Short-Term FocusNow comes the real test of AIG’s viability as a force in commercial insurance. Jan. 1 is one of the biggest days of the year for policy renewals, and AIG may have to scramble to maintain market share. In a recent survey conducted by New York insurance research firm Advisen, 71% of respondents who are AIG commercial policyholders said they plan to learn quotes from competitors when their policies renew. John Q. Doyle, CEO of AIG Commercial Insurance, acknowledges the pressure but insists that "client retention has remained strong." He says AIG continues to hold vigorous competitive advantages, including "our capacity for risk, underwriting quality, geographical cover, tolerance of product, and service overall."
Still, customers are already exerting in greater numbers sway in driving down prices. Lance J. Ewing, vice-president for risk management at Harrah’s Entertainment, says a good chunk of the $100 million he pays in yearly transactions premiums starts to come up with respect to renewal on Dec. 1. While Ewing won’t say how much of that business is through AIG, he argues that Harrah’s is "in a better negotiating place with AIG, and obviously we will use that to our advantage."
AIG’s Doyle and his colleagues are struggling to keep the unit unspotted by means of AIG’s larger problems.
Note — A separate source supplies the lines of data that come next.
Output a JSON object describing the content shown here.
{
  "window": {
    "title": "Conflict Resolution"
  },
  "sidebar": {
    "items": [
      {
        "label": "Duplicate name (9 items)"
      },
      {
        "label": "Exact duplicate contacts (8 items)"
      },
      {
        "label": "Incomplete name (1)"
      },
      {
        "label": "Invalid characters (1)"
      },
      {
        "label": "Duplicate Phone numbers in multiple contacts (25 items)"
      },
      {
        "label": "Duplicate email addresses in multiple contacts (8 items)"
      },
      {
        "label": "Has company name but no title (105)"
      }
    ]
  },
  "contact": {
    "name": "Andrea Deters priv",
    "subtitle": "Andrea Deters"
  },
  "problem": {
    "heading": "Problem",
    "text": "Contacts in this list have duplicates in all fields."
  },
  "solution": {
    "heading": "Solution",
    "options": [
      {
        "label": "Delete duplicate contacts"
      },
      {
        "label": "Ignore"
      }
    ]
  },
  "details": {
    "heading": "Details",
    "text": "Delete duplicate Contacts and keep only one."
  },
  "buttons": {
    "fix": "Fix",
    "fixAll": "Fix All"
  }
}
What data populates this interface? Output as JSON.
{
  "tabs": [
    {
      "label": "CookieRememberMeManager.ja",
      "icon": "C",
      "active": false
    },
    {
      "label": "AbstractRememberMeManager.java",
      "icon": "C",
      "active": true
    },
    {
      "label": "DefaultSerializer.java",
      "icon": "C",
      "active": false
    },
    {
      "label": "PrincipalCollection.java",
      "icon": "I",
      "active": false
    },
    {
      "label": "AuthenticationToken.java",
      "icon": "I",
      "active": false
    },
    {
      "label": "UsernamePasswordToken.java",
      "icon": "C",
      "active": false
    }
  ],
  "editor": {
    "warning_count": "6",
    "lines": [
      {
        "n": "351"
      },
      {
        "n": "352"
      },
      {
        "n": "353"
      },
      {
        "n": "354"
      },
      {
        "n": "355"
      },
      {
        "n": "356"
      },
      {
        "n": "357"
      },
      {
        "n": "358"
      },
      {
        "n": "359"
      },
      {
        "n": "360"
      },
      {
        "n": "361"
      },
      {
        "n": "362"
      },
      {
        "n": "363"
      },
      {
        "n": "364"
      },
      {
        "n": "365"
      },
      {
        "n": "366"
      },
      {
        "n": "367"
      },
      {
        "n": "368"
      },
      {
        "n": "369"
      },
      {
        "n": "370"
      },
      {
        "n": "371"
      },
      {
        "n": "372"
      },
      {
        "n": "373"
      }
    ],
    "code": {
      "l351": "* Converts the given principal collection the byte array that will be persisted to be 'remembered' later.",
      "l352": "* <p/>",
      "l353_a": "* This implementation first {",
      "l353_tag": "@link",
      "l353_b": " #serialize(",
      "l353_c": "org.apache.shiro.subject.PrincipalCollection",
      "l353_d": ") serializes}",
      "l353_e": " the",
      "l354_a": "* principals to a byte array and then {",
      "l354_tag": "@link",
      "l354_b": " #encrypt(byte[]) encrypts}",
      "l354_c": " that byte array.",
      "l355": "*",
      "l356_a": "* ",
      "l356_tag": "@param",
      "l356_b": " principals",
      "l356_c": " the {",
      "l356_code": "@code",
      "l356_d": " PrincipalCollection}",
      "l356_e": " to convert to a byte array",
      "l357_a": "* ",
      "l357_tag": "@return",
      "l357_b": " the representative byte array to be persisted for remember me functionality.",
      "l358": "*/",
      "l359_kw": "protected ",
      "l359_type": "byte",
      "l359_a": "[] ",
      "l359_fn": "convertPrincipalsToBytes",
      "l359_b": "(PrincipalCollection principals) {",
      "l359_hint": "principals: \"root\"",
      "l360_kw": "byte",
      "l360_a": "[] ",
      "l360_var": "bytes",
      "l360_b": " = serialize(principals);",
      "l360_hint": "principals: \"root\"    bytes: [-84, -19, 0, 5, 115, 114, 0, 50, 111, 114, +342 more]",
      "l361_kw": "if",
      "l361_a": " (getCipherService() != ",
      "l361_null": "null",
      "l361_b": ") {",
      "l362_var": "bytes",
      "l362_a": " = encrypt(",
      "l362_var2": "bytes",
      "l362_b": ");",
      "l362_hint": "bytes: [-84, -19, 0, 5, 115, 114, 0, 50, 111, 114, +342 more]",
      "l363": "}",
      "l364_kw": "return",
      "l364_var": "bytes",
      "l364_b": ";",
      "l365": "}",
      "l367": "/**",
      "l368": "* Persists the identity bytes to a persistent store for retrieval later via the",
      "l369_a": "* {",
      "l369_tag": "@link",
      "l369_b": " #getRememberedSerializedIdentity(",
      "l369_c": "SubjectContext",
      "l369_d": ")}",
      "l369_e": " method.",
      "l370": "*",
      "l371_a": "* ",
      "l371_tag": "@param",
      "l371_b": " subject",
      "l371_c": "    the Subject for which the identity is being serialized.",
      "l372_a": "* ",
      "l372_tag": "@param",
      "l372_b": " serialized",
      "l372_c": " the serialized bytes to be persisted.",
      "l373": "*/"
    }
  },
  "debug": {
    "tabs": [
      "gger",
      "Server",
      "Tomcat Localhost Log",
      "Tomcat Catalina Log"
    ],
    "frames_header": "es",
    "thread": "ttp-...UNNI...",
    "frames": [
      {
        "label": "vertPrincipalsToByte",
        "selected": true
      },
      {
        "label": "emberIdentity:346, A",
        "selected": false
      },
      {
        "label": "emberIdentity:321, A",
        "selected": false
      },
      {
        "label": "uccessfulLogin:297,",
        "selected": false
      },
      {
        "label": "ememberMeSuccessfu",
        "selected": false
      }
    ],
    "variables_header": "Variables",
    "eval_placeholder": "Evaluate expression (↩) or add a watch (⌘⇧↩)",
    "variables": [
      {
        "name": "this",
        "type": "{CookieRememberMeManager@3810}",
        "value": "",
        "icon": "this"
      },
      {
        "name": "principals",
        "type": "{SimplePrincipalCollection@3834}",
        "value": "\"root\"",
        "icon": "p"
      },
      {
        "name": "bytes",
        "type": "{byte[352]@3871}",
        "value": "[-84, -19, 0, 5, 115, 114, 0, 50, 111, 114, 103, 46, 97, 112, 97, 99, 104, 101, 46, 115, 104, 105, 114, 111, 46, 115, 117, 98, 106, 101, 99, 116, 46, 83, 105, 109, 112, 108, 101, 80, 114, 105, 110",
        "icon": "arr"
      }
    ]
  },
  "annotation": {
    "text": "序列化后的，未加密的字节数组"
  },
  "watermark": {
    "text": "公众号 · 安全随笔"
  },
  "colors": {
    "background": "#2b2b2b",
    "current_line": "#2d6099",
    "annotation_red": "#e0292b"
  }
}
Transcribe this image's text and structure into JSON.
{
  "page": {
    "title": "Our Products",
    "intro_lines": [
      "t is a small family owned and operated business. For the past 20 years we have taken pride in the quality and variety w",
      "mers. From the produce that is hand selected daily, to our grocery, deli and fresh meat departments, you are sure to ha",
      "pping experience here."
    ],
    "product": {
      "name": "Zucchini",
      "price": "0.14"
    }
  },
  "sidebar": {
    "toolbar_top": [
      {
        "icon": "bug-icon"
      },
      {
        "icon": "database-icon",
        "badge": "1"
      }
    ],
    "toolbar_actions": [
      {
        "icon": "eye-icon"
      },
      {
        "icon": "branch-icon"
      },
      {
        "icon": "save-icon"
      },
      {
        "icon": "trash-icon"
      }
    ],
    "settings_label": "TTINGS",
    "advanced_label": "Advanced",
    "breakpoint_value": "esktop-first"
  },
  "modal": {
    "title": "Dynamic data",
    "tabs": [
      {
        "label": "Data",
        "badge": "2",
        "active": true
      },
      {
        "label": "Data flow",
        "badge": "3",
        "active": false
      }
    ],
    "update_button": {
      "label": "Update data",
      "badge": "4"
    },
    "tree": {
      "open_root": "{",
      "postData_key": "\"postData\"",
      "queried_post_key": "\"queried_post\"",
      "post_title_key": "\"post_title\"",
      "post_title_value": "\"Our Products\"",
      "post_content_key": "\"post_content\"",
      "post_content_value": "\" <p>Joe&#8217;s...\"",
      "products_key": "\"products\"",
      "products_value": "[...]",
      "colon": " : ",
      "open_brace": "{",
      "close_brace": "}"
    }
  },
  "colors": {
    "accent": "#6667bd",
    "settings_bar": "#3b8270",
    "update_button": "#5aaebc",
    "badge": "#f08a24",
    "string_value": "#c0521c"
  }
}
The commercial chief says he and his one’s supreme financial officer, Robert S. Schimek, have talked to thousands of customers in person and by phone from that space of time the parent fellowship took the rescue package on Sept. 16 to avert bankruptcy. Daily updates on press coverage are sent used up from headquarters to prepare staff for customer questions.
But undivided of the biggest challenges is motivating AIG employees who be favored with seen their stock options and retirement plans dry up up. With all the variableness, Steve Grabek, who heads arising from traffic assurance for AIG in the Midwest, admits that it’s impenetrable to focus on construction the business: "My priorities gain become much more short-term-focused, very near," Grabek says. "Not much of my time is spent in continuance strategy for the back half of next year."